Mentalement, on peut tout expliquer, mais ça ne signifie rien du tout: pour le corps, pour la conscience matérielle, c'est abstrait. La conscience matérielle, quand elle saisit quelque chose, elle le sait cent fois mieux qu'on ne peut le savoir mentalement. Quand elle le sait, elle a le pouvoir: ça donne le pouvoir. Et c'est cela qui s'élabore lentement-lentement. Et pour une conscience ignorante: lentement et douloureusement. Mais pour la vraie conscience, ce n'est pas cela! La douleur, la joie, tout cela, c'est une façon... une façon si absurde de voir les choses – de les sentir, de les voir.
Il y a une perception de plus en plus concrète que tout, qu'il n'y a rien qui ne contienne sa joie d'être, parce que c'est LA façon d'être: sans joie d'être, il n'y a pas d'être. Mais ce n'est pas ce que nous comprenons mentalement par «joie d'être». C'est... quelque chose qui est difficile à dire. Et cette perception de la souffrance et de la joie (presque du mal et du bien), tout cela, ce sont des nécessités de travail pour permettre au travail de se faire dans un certain ensemble d'inconscience. Parce que la vraie conscience est quelque chose de tout à fait, tout à fait différent. Et ça, c'est ce que cette conscience des cellules est en train d'apprendre, et d'apprendre par une expérience concrète; et toutes ces appréciations de ce qui est bon et de ce qui est mauvais, de ce qui est une souffrance et de ce qui est une joie, tout cela, ça paraît fumeux. Mais encore «la chose» – la Vérité –, la chose concrète n'est pas encore attrapée. Elle est en route, on sent qu'elle est en route, mais ce n'est pas encore ça. Si on l'avait... on serait le maître tout-puissant.
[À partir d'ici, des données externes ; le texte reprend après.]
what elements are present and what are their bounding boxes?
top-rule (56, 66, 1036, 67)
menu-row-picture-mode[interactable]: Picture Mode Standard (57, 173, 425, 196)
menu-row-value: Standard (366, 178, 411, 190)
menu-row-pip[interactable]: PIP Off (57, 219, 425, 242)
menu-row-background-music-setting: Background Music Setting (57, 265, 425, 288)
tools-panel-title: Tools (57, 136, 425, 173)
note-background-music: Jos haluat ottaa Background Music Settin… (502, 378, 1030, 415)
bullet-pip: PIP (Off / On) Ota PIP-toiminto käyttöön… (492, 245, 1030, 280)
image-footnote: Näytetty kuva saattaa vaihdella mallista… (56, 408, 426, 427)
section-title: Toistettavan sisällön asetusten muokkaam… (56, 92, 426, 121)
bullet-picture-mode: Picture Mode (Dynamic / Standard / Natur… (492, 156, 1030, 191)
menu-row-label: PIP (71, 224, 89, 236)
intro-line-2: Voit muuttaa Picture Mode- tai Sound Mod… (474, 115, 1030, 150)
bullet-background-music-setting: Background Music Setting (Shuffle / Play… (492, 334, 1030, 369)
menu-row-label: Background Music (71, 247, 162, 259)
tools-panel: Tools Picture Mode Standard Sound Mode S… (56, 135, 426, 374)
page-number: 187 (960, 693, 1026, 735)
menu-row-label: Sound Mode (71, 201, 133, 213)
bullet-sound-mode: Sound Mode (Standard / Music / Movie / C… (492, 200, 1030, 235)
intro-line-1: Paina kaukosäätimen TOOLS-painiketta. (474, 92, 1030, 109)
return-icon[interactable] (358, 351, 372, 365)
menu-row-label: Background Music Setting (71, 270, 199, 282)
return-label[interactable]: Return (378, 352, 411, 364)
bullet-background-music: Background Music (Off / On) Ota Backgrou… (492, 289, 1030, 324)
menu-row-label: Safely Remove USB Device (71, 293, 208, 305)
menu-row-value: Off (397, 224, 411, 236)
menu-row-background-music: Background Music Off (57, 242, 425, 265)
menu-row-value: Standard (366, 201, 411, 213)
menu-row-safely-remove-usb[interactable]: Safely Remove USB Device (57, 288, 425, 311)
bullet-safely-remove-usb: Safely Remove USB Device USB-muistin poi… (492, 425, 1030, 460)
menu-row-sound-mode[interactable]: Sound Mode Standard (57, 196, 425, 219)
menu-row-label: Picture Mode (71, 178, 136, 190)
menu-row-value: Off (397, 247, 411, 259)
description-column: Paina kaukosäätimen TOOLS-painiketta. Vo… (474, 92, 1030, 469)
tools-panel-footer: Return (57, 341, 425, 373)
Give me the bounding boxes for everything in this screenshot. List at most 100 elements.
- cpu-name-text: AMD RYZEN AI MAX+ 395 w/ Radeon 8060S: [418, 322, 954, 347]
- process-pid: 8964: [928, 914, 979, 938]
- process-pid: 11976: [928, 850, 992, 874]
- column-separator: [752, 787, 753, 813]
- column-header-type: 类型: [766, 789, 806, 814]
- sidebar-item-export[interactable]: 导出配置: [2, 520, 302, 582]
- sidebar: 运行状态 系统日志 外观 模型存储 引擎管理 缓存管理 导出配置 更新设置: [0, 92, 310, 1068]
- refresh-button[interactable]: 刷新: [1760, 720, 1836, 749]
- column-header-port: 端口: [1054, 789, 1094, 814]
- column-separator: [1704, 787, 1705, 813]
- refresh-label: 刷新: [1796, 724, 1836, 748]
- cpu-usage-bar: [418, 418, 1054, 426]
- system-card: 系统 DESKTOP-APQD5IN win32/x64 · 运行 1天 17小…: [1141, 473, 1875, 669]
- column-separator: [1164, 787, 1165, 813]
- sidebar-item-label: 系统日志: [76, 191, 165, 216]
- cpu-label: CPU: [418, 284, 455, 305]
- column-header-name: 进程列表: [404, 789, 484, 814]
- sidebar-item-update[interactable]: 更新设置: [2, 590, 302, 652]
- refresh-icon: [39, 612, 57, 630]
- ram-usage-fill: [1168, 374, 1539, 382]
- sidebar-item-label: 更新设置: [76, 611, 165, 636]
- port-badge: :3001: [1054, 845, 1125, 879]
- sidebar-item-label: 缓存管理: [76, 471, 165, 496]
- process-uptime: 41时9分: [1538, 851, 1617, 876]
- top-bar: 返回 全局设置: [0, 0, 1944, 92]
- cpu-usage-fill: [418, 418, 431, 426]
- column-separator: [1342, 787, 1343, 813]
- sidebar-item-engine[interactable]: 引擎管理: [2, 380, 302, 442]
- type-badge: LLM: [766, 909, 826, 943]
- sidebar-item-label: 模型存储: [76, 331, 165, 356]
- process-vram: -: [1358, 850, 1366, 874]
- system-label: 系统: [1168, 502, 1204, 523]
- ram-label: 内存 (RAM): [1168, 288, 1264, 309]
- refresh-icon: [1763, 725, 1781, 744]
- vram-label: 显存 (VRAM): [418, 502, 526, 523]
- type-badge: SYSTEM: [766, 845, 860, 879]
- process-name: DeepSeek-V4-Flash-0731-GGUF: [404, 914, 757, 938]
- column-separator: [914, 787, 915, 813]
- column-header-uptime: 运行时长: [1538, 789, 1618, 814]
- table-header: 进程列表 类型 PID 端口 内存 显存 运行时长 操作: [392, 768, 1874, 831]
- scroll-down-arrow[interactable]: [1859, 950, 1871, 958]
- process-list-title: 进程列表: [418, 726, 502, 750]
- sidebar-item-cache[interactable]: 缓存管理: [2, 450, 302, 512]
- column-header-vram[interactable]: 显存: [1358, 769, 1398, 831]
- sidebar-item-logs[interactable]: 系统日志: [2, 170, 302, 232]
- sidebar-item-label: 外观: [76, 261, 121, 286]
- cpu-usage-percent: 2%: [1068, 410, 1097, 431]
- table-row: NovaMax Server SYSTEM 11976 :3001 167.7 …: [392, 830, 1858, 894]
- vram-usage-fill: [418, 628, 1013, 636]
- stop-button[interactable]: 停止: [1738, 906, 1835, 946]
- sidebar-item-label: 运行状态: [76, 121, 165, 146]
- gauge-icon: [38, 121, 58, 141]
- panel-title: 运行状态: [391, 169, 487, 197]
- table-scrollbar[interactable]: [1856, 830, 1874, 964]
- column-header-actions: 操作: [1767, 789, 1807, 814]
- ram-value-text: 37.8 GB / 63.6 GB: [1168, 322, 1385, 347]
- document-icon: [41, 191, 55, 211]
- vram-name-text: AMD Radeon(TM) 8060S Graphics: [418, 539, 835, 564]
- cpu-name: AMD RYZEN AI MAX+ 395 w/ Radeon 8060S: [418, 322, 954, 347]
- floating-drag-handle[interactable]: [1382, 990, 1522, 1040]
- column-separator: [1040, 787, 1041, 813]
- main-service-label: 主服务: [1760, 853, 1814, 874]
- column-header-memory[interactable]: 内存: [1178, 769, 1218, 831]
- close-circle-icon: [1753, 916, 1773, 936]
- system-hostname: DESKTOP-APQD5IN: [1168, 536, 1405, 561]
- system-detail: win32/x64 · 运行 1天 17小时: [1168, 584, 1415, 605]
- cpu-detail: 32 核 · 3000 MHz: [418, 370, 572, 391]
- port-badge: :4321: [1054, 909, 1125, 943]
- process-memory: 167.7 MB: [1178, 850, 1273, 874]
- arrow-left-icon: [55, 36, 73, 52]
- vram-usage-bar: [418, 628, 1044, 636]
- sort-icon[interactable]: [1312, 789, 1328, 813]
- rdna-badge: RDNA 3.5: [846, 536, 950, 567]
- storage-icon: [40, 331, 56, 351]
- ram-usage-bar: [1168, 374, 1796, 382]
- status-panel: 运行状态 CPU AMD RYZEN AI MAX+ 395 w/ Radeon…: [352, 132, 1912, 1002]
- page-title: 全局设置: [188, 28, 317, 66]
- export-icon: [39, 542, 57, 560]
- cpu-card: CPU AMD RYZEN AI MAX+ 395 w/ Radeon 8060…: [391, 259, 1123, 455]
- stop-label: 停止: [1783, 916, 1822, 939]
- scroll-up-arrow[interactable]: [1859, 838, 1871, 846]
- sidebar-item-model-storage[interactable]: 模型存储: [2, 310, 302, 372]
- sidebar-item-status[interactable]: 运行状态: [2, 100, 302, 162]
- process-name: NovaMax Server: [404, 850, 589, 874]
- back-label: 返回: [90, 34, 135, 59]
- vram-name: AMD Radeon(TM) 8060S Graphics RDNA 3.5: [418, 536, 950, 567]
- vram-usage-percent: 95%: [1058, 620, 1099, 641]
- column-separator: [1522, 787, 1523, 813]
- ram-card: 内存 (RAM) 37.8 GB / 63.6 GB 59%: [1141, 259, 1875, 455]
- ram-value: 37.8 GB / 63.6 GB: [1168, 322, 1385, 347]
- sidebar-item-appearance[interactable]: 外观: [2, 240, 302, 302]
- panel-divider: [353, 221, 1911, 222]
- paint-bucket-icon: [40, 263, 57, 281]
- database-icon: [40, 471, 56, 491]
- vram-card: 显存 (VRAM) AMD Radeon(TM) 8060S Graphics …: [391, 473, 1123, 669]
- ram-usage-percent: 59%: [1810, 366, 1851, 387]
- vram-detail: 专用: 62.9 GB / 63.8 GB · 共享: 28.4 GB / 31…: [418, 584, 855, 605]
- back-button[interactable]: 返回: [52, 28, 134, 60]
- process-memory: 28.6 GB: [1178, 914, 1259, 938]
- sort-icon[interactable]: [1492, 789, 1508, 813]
Et il est possible que l'on ne puisse l'avoir que lorsque le monde dans sa totalité ou dans un ensemble suffisant sera prêt pour la transformation.
Ça, c'est une spéculation, ce qu'on pourrait appeler une inspiration. Mais ça appartient encore au domaine là-haut.
De temps en temps, c'est comme si l'on effleurait la perception de la toute-puissance: on est sur le point... ah! (Mère fait le geste de saisir la chose)... mais ça s'efface.
Quand on aura ça, le monde pourra changer. Et quand je dis «on», je ne parle pas d'une personne... Il y a peut-être quelque chose qui équivaut à la Personne, mais ça... Cela aussi, je ne suis pas sûre que ce ne soit pas une projection de notre conscience sur quelque chose qui nous échappe.
Sri Aurobindo disait toujours que si l'on va assez loin par-delà l'Impersonnel, si on va au-delà, on trouve quelque chose que nous

 

pouvons appeler la Personne, mais qui ne correspond à rien du tout de ce que nous concevons comme la «Personne».
Et alors là, il n'y a plus... il n'y a plus que Ça! Et c'est Ça qui a le pouvoir. Mais même quand nous disons «il n'y a plus que Ça», (riant) nous le situons dans quelque chose d'autre!... Les mots, le langage est impropre à exprimer quelque chose qui dépasse la conscience. Dès que l'on formule, ça descend1.
(silence)
Un peu plus loin [dans cet Entretien], tu dis: «Il y a beaucoup de gens qui ont réalisé le Divin, qui n'en ont jamais rien dit, et qui n'en savaient rien.» Comment est-ce possible? On peut réaliser le Divin sans le savoir?
C'est encore la même chose. On pourrait ajouter: et qui, MENTALEMENT, n'en savaient rien. Ils ne disaient pas «J'ai réalisé le Divin» parce que cela ne correspondait à aucune conception mentale.